Generation and time evolution of anomalous Floquet Majorana flat edge modes in two-dimensional noncolinear magnet-superconductor heterostructures

We theoretically investigate the realization of gapless Floquet topological superconducting phases in a two-dimensional magnet-superconductor heterostructure (2D Shiba lattice) in the presence of a harmonic drive implemented in the chemical potential. Employing a real-space tight-binding model, we obtain both the regular $0$- and anomalous $\pi$-Floquet Majorana flat edge modes (FMFEMs) in the quasi-energy spectrum. We also study the real-time evolution of the FMFEMs and analyze their local density of states in the presence of such a periodic drive. The topological characterization is performed using the winding number, exploiting the chiral symmetry of the equivalent bulk effective momentum-space Hamiltonian.

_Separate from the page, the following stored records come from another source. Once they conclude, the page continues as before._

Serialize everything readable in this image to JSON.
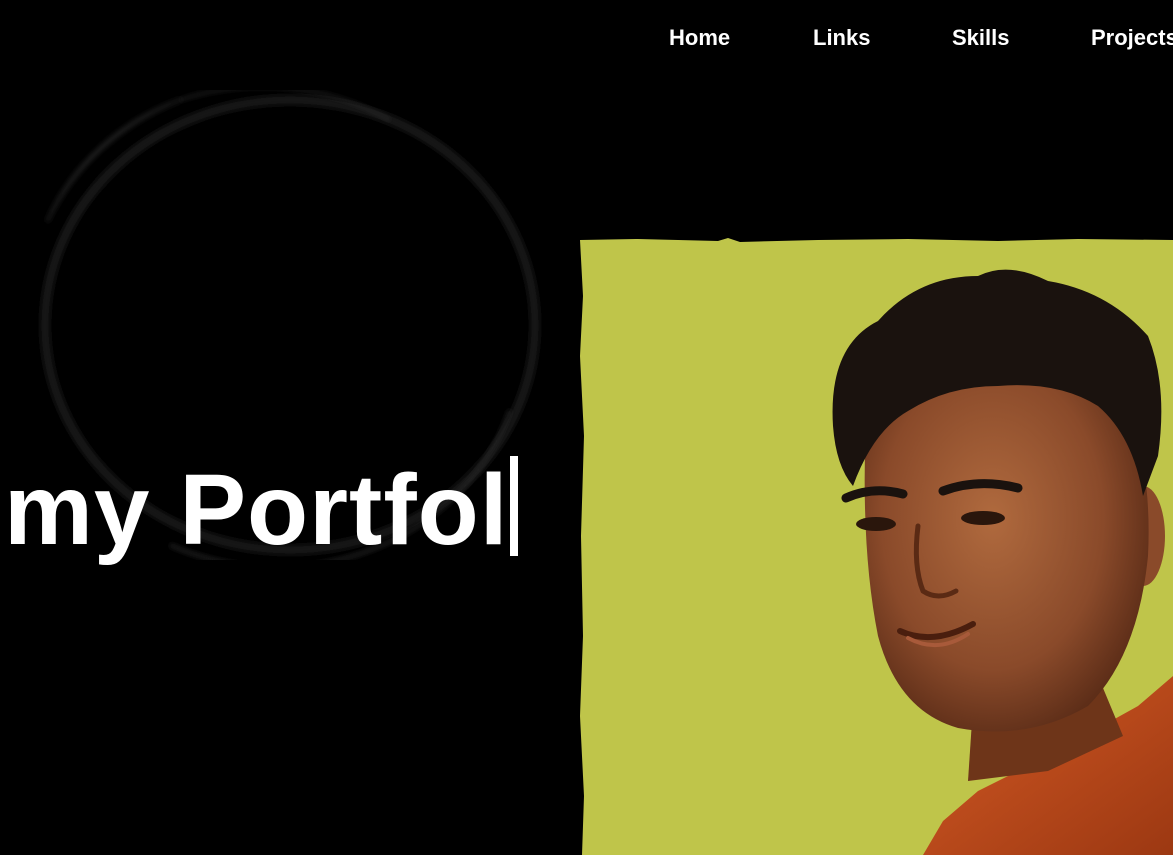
{
  "nav": {
    "items": [
      {
        "label": "Home"
      },
      {
        "label": "Links"
      },
      {
        "label": "Skills"
      },
      {
        "label": "Projects"
      }
    ]
  },
  "hero": {
    "heading": "my Portfol"
  },
  "photo": {
    "icon": "profile-photo",
    "background_color": "#bfc54a",
    "shirt_color": "#c2481a",
    "skin_color": "#8a4a2a",
    "hair_color": "#1a120e"
  },
  "colors": {
    "page_background": "#000000",
    "text": "#ffffff"
  }
}
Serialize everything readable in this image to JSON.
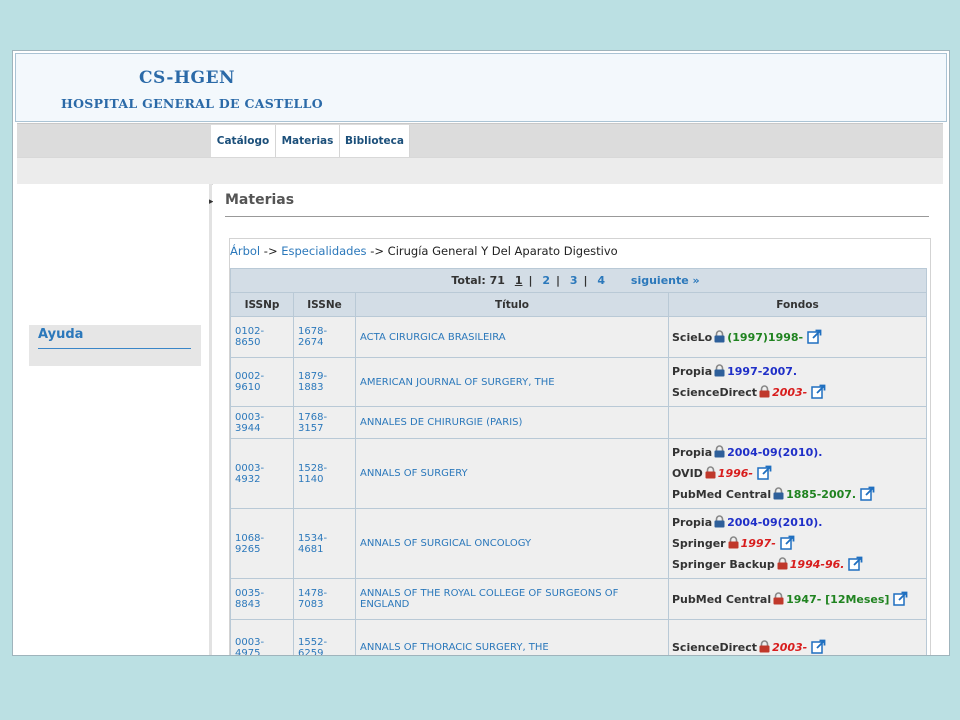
{
  "header": {
    "title": "CS-HGEN",
    "subtitle": "HOSPITAL GENERAL DE CASTELLO"
  },
  "nav": {
    "tabs": [
      "Catálogo",
      "Materias",
      "Biblioteca"
    ]
  },
  "sidebar": {
    "help_label": "Ayuda"
  },
  "page": {
    "title": "Materias"
  },
  "breadcrumb": {
    "root": "Árbol",
    "sep1": "->",
    "level1": "Especialidades",
    "sep2": "->",
    "current": "Cirugía General Y Del Aparato Digestivo"
  },
  "pagination": {
    "total": "Total: 71",
    "pages": [
      "1",
      "2",
      "3",
      "4"
    ],
    "separator": "|",
    "next": "siguiente »"
  },
  "table": {
    "columns": [
      "ISSNp",
      "ISSNe",
      "Título",
      "Fondos"
    ],
    "rows": [
      {
        "issnp": "0102-8650",
        "issne": "1678-2674",
        "title": "ACTA CIRURGICA BRASILEIRA",
        "fondos": [
          {
            "source": "ScieLo",
            "lock": "blue",
            "coverage": "(1997)1998-",
            "color": "green",
            "link": true
          }
        ]
      },
      {
        "issnp": "0002-9610",
        "issne": "1879-1883",
        "title": "AMERICAN JOURNAL OF SURGERY, THE",
        "fondos": [
          {
            "source": "Propia",
            "lock": "blue",
            "coverage": "1997-2007.",
            "color": "blue",
            "link": false
          },
          {
            "source": "ScienceDirect",
            "lock": "red",
            "coverage": "2003-",
            "color": "red",
            "link": true
          }
        ]
      },
      {
        "issnp": "0003-3944",
        "issne": "1768-3157",
        "title": "ANNALES DE CHIRURGIE (PARIS)",
        "fondos": []
      },
      {
        "issnp": "0003-4932",
        "issne": "1528-1140",
        "title": "ANNALS OF SURGERY",
        "fondos": [
          {
            "source": "Propia",
            "lock": "blue",
            "coverage": "2004-09(2010).",
            "color": "blue",
            "link": false
          },
          {
            "source": "OVID",
            "lock": "red",
            "coverage": "1996-",
            "color": "red",
            "link": true
          },
          {
            "source": "PubMed Central",
            "lock": "blue",
            "coverage": "1885-2007.",
            "color": "green",
            "link": true
          }
        ]
      },
      {
        "issnp": "1068-9265",
        "issne": "1534-4681",
        "title": "ANNALS OF SURGICAL ONCOLOGY",
        "fondos": [
          {
            "source": "Propia",
            "lock": "blue",
            "coverage": "2004-09(2010).",
            "color": "blue",
            "link": false
          },
          {
            "source": "Springer",
            "lock": "red",
            "coverage": "1997-",
            "color": "red",
            "link": true
          },
          {
            "source": "Springer Backup",
            "lock": "red",
            "coverage": "1994-96.",
            "color": "red",
            "link": true
          }
        ]
      },
      {
        "issnp": "0035-8843",
        "issne": "1478-7083",
        "title": "ANNALS OF THE ROYAL COLLEGE OF SURGEONS OF ENGLAND",
        "fondos": [
          {
            "source": "PubMed Central",
            "lock": "red",
            "coverage": "1947- [12Meses]",
            "color": "green",
            "link": true
          }
        ]
      },
      {
        "issnp": "0003-4975",
        "issne": "1552-6259",
        "title": "ANNALS OF THORACIC SURGERY, THE",
        "fondos": [
          {
            "source": "ScienceDirect",
            "lock": "red",
            "coverage": "2003-",
            "color": "red",
            "link": true
          }
        ]
      }
    ]
  },
  "colors": {
    "link": "#2b78bb",
    "heading": "#2b6aa8",
    "coverage_blue": "#1f2fc8",
    "coverage_red": "#d81d1d",
    "coverage_green": "#208320",
    "lock_blue": "#2e5f9a",
    "lock_red": "#c0382b"
  }
}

This is also supported by the corresponding edge state spectra. Furthermore, we employ the Brillouin-Wigner (BW) and Floquet perturbation theory (FPT) to gain analytical insight into the problem. We compare our exact (numerical), BW, and FPT results in terms of the quasi-energy spectra obtained across different frequency regimes. We find good agreement between the exact numerical, BW, and FPT results in the higher-frequency and high-amplitude domain, particularly close to the $0$-quasi-energy modes.